The Quantum Code Library is organized so software packages can be created for targeted customers and their applications, meaning new nonexclusive licenses can be issued. OTC also is exploring providing access to library modules on a software-as-a-service basis.

Industry-driven development sets Purdue library apart

Kubis said Purdue’s Quantum Code Library, like other high-performing simulation tools developed worldwide, focuses on atomistic simulations: modeling the charge, heat or spin transport and properties of nanodevices with a subatomic resolution.

“What sets the Purdue library apart is that much of our development and funding was a result of projects with industry-leading companies, including several in the Fortune 500,” he said. “Most of the time we were an extended workbench to those companies. This very close interaction guaranteed every physical effect, device geometry and material aspect we included answered industrial questions within less than a month from the release date.”

The problem of a single atom

Kubis said next-generation nanotechnology demands semiconductors that are ultrasmall yet high performing and resilient. Precision modeling, therefore, is a requisite. He said a 2-nanometer semiconductor has about 16 atoms of silicon.

“If the design has one more or fewer atom than the average, the entire system can change nonlinearly beyond 10%,” he said. “When you have a computer chip with trillions of transistors, you need them to behave the same. If some have one atom more or one atom fewer, the transistors behave differently and the chip won’t work.”

Atomistic simulations can address the problem of a single atom, but Kubis said a common perception is that the simulations are expensive. But the Quantum Code Library allows users to model nanoscale electronics quickly and inexpensively.

Kubis said atomistic nanodevice simulations conducted in the 2010s could easily cost millions of CPU hours, which typically required Purdue researchers to get project allocations on national supercomputers. Handling atomic-scale deviations from the ideal device structure with reasonable statistics of several hundred samples was simply not feasible.

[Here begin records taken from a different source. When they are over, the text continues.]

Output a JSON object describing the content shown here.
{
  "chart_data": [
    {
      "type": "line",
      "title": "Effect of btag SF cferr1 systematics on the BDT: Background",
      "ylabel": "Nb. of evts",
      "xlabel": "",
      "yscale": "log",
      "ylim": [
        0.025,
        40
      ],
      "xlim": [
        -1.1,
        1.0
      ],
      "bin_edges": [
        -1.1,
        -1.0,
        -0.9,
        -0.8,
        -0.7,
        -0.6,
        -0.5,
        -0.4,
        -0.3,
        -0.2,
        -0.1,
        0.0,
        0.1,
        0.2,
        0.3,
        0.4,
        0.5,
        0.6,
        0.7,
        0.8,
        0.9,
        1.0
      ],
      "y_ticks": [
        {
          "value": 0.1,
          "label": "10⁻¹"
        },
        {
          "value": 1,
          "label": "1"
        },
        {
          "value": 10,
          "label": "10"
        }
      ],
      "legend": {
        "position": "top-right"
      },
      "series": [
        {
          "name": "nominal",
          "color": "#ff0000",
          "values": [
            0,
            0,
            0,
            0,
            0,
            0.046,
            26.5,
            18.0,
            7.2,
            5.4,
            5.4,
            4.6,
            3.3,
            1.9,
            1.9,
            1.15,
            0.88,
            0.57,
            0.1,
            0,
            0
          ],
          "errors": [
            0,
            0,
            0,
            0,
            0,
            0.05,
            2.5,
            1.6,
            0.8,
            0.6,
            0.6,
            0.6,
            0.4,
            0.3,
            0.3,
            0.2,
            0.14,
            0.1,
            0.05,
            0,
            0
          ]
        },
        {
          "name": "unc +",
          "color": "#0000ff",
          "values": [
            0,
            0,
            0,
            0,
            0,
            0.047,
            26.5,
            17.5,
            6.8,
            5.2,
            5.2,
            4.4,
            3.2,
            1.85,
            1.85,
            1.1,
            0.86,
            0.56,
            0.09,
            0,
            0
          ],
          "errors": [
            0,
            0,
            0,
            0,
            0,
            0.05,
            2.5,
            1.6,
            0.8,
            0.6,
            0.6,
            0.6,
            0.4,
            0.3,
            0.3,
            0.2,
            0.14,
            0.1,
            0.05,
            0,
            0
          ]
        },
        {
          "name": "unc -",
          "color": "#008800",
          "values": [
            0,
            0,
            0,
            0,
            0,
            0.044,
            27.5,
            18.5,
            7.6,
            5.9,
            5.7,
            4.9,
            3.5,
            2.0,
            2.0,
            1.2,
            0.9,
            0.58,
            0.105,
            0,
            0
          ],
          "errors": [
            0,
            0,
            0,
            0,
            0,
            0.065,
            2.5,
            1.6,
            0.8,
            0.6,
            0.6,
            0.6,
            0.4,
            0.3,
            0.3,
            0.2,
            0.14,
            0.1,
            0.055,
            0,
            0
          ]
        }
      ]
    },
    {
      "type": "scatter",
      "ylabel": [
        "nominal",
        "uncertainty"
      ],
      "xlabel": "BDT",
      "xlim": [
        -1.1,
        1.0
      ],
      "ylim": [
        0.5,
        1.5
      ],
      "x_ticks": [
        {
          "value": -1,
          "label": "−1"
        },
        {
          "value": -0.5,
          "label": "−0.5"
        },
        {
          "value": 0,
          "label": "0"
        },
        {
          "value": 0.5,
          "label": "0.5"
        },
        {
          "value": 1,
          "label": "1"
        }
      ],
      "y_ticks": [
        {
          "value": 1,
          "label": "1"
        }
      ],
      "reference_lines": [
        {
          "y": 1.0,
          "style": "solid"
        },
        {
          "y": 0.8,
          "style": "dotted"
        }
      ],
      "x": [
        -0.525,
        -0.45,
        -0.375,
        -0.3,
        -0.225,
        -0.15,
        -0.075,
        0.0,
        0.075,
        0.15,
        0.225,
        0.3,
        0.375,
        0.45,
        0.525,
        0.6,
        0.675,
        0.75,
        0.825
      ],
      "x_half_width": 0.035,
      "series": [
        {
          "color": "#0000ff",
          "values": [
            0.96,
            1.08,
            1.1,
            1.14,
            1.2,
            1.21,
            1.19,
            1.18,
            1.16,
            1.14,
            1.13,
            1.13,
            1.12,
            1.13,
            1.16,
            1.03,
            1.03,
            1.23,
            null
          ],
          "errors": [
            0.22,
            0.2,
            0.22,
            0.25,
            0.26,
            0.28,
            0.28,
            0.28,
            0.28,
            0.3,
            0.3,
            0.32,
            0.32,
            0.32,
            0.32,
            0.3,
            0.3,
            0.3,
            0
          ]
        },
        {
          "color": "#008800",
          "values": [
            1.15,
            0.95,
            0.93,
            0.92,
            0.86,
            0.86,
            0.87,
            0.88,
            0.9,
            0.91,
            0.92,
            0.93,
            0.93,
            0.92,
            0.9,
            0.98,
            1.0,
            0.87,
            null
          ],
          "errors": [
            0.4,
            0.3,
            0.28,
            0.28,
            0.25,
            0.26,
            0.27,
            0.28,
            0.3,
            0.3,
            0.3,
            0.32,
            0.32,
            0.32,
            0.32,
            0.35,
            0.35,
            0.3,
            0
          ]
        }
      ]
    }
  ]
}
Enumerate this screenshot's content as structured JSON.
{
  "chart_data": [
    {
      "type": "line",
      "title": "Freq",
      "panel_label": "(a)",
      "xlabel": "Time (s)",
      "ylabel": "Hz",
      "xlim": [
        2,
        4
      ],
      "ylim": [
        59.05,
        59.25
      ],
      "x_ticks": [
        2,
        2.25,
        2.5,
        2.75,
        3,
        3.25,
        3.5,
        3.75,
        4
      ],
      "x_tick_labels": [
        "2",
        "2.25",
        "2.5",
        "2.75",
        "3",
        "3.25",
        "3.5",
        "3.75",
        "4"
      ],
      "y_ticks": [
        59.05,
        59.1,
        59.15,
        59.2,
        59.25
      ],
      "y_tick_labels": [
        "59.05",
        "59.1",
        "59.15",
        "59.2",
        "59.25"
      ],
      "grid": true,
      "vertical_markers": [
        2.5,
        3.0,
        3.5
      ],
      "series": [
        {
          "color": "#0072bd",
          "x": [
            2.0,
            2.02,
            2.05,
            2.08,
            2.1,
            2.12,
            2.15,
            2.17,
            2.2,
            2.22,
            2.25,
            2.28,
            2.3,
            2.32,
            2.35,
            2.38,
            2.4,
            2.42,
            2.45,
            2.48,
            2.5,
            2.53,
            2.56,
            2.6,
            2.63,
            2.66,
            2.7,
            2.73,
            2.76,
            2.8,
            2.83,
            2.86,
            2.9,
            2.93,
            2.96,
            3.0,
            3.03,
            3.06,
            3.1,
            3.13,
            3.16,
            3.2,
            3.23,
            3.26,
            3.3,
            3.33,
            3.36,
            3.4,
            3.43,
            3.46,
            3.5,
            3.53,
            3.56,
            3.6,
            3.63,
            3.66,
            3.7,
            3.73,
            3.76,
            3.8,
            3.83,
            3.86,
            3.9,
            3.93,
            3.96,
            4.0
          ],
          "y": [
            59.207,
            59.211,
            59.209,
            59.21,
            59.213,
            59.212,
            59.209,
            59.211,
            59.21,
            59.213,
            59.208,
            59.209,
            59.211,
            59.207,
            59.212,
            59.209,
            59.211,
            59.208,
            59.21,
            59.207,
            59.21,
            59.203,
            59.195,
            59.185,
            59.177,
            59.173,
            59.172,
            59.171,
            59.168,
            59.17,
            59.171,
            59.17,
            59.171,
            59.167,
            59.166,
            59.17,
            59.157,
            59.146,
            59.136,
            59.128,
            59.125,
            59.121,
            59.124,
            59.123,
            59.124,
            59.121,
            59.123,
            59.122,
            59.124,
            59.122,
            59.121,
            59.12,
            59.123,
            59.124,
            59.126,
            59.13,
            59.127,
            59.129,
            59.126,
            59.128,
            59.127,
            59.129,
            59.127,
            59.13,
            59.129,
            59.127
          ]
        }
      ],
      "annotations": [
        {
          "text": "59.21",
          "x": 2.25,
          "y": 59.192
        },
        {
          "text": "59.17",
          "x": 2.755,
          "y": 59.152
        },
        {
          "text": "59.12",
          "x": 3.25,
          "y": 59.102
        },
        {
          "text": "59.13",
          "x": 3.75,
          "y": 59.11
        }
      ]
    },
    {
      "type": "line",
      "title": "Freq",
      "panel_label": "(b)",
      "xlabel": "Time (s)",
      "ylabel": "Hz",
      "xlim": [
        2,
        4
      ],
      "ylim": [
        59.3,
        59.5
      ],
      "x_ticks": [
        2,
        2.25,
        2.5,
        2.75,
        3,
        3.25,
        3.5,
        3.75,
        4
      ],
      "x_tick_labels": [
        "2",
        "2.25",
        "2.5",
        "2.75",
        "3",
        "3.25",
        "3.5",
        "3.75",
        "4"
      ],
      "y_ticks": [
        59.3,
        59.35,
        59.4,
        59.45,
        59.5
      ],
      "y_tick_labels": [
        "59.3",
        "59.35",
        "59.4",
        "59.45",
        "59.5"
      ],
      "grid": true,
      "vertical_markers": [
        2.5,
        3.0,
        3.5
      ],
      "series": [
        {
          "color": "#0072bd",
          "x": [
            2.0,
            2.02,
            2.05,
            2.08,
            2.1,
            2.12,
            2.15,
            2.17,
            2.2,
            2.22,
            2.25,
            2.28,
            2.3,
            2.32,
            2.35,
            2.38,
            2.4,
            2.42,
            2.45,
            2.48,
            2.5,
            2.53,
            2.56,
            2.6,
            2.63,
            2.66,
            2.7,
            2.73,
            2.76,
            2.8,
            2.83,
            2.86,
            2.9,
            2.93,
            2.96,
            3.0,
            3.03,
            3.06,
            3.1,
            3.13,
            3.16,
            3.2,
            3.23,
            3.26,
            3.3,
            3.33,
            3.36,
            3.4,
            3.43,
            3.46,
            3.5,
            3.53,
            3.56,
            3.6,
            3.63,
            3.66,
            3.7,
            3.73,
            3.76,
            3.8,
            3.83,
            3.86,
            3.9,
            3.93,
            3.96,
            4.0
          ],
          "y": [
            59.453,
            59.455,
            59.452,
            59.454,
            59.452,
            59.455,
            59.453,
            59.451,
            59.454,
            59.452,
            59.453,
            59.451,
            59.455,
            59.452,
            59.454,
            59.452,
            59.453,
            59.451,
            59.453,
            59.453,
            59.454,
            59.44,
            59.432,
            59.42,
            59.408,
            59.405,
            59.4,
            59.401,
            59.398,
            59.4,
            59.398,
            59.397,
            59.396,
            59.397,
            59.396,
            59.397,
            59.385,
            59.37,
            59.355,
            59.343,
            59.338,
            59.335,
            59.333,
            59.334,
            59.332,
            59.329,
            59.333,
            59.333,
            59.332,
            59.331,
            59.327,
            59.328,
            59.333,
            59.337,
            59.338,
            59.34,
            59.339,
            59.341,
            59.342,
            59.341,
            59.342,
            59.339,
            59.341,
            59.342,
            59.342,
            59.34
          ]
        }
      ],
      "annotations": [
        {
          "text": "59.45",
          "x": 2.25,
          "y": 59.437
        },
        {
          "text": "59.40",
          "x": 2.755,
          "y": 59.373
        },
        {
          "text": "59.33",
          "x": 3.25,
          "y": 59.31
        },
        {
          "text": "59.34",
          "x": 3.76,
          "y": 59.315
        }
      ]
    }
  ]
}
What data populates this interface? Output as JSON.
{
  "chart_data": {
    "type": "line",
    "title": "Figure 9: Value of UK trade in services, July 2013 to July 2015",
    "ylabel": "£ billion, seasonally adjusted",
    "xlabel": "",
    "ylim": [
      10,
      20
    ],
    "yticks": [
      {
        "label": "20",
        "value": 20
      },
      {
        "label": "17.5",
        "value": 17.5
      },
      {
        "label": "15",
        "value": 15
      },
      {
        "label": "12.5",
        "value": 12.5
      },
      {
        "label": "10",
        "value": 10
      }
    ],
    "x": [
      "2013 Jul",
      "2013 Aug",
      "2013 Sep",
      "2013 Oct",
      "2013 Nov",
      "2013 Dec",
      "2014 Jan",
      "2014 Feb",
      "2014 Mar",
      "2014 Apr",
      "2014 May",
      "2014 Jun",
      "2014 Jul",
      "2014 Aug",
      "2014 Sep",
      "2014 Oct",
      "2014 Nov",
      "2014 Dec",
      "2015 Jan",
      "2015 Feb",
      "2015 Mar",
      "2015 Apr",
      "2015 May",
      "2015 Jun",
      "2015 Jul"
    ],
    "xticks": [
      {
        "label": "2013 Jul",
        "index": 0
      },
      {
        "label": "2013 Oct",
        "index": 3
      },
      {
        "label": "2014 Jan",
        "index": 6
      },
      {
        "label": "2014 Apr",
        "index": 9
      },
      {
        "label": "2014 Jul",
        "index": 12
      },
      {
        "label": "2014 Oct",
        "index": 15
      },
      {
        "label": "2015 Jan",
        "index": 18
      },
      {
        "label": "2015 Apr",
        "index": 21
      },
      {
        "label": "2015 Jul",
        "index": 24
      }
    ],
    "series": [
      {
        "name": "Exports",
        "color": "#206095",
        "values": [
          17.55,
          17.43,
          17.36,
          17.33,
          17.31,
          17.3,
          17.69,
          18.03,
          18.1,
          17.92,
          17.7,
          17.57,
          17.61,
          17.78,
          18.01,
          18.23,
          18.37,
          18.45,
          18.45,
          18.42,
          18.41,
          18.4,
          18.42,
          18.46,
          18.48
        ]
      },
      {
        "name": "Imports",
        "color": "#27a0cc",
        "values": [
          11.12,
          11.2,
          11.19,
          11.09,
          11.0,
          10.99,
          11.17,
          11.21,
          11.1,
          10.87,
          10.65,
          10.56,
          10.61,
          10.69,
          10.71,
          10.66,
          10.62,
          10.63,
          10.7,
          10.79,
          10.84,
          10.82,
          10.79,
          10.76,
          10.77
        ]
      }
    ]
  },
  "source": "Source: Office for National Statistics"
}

“During the past few years, our team at Purdue has developed systematic and automatized spectral transformations that reduce the numerical costs by many orders of magnitude without sacrificing the atomic accuracy and prediction precision,” he said. “We can run the same simulations of the 2010s and far more complicated ones so fast, I did not have to apply for supercomputer allocations for many years.”

Continually enhancing the library

Kubis said the Quantum Code Library user experience is being further refined, including enhancing its code framework, called Rhino.

“The Rhino framework allows for the customization of libraries,” he said. “It allows users to streamline the flexibility and broad applications available into easy-to-use tools for specific customized application scenarios.”

Kubis said further development is underway to interface the Quantum Code Library with other tools engineers use.

“Semiconductor engineers are well versed in nonatomistic technology computer-aided design, or TCAD, tools. Rhino allows the Quantum Code Library to feed atomistic information into TCAD, effectively creating atomistic TCAD,” he said. “In a similar way, we interface material and physical chemistry tools such as density functional theory models with our open-boundary quantum simulators. This allows us to solve interface and chemical reaction problems with millions of atoms on a small computer cluster.”

Quantum research is a component of Purdue Computes, a comprehensive university initiative that emphasizes four key pillars of Purdue’s extensive technological and computational environment — computing departments, physical AI, quantum science and semiconductor innovation.